A number of men fell and Major Pitcairn was struck in the chest by a musket ball, and was caught in the arms of his son William. With the lack of his leadership the man remained for about a quarter of an hour in the danger zone. More men were shot while they directed fire in files and became maddened by the inactively. Colonel Nesbit was requested to form up on the left and advance on the enemy with fixed bayonets without firing their muskets. Captain Campbell did the same on the right flank and the Marines pushed over the hedges without firing a shot.
Then they charged up the ridge and into the ditch and up to the redoubt. Archie Campbell fell dead and Ellis Chudliegh and Dyer fell wounded. In the redoubt blood ran freely and the dead and dying lay around. The soldiers seeing red stabbed and bashed the heads of those close by. The colonist retreated to a strong breast work covered by three cannon. With great loss the position was taken especially amounts the officers. The heights were taken and posted. The men lay on the ground and when they recovered posted themselves in strong trench work. Davy Johnson of the 1st battalion Marines was wounded and Gallant Jesse Adair was one of the first who scaled the parapet and behaved exceptionally.
Major Pitcairn was carried from the battle scene by William who was drenched in his fathers blood. A long boat took him back to Boston and he was placed in a bed. John was conscious in a house in Prince Street, but knew full well he had little chance of survival. General Gage send a doctor named Thomas Kast to examine John, who told him not to touch him until he put his affairs in order. Then he agreed to the doctors examination. Dr Kast opened Johns waistcoat to find a massive hemorrhage. The doctor removed the musket ball and dressed the wound. Major John Pitcairn died an two hours later at the age of 52. His uniform buttons and the fateful musket ball was sent to his wife. William had returned to the fight and told the Marines “I have lost my father.” some of the Marines added. “We have all lost a father.”
Adjutant Waller of the Marines days after the Battle Wrote:
The rebels had five thousand to seven thousand men, covered by a redoubt, breastworks, walls, hedges, trees, and the like ; and the number of the corps under General Howe did not amount to fifteen hundred.

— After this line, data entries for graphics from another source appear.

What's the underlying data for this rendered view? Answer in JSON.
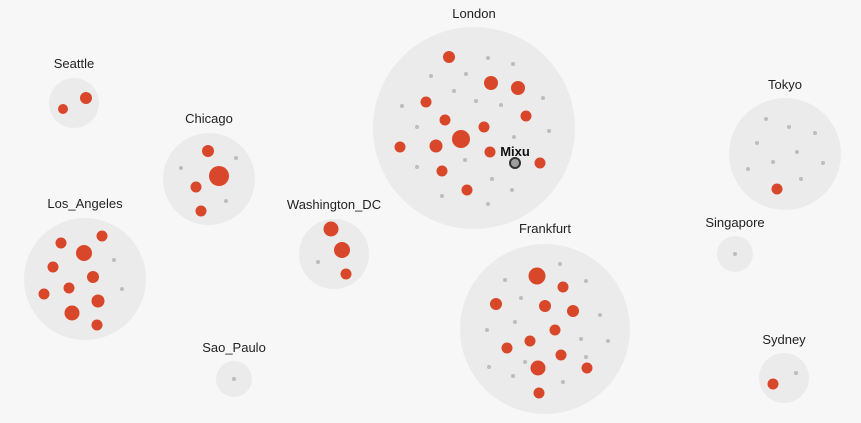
{
  "colors": {
    "background": "#f7f7f7",
    "cluster_fill": "#ebebeb",
    "active_node": "#d9472b",
    "idle_node": "#bdbdbd",
    "highlight_node_fill": "#9e9e9e",
    "highlight_node_stroke": "#333333"
  },
  "clusters": [
    {
      "id": "seattle",
      "label": "Seattle"
    },
    {
      "id": "chicago",
      "label": "Chicago"
    },
    {
      "id": "los-angeles",
      "label": "Los_Angeles"
    },
    {
      "id": "washington-dc",
      "label": "Washington_DC"
    },
    {
      "id": "sao-paulo",
      "label": "Sao_Paulo"
    },
    {
      "id": "london",
      "label": "London"
    },
    {
      "id": "frankfurt",
      "label": "Frankfurt"
    },
    {
      "id": "tokyo",
      "label": "Tokyo"
    },
    {
      "id": "singapore",
      "label": "Singapore"
    },
    {
      "id": "sydney",
      "label": "Sydney"
    }
  ],
  "highlight": {
    "cluster": "london",
    "label": "Mixu"
  }
}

It was in any case the leadership of John Pitcairn that a report at that time stated.
"The reputation of the Marines was never more nobly sustained. Their unshaken steadiness was conspicuous and their valour in closing with the enemy when part of the attacking column wavered gained them not only the admiration of their comrades but the commendation of their distinguished chief."
Major John Pitcairn was buried in the Old North Church in Boston crypt. John is still spoken of with respect and admiration. He was certain he nor any of his men had fired first at Lexington Green he had reported:
They began to file off towards some stone walls on our right flank. The Light Infantry, observing this, ran after them. I instantly called to the soldiers not to fire, but surround and disarm them, and after several repetitions of those positive orders to the men, not to fire, etc. some of the rebels who had jumped over the wall fired four or five shots at the soldiers, which wounded a man ...and my horse was wounded in two places ...and at the same time several shots were fired from a meeting house on our left.
We leave the final facts the historians who change their minds as much as we did.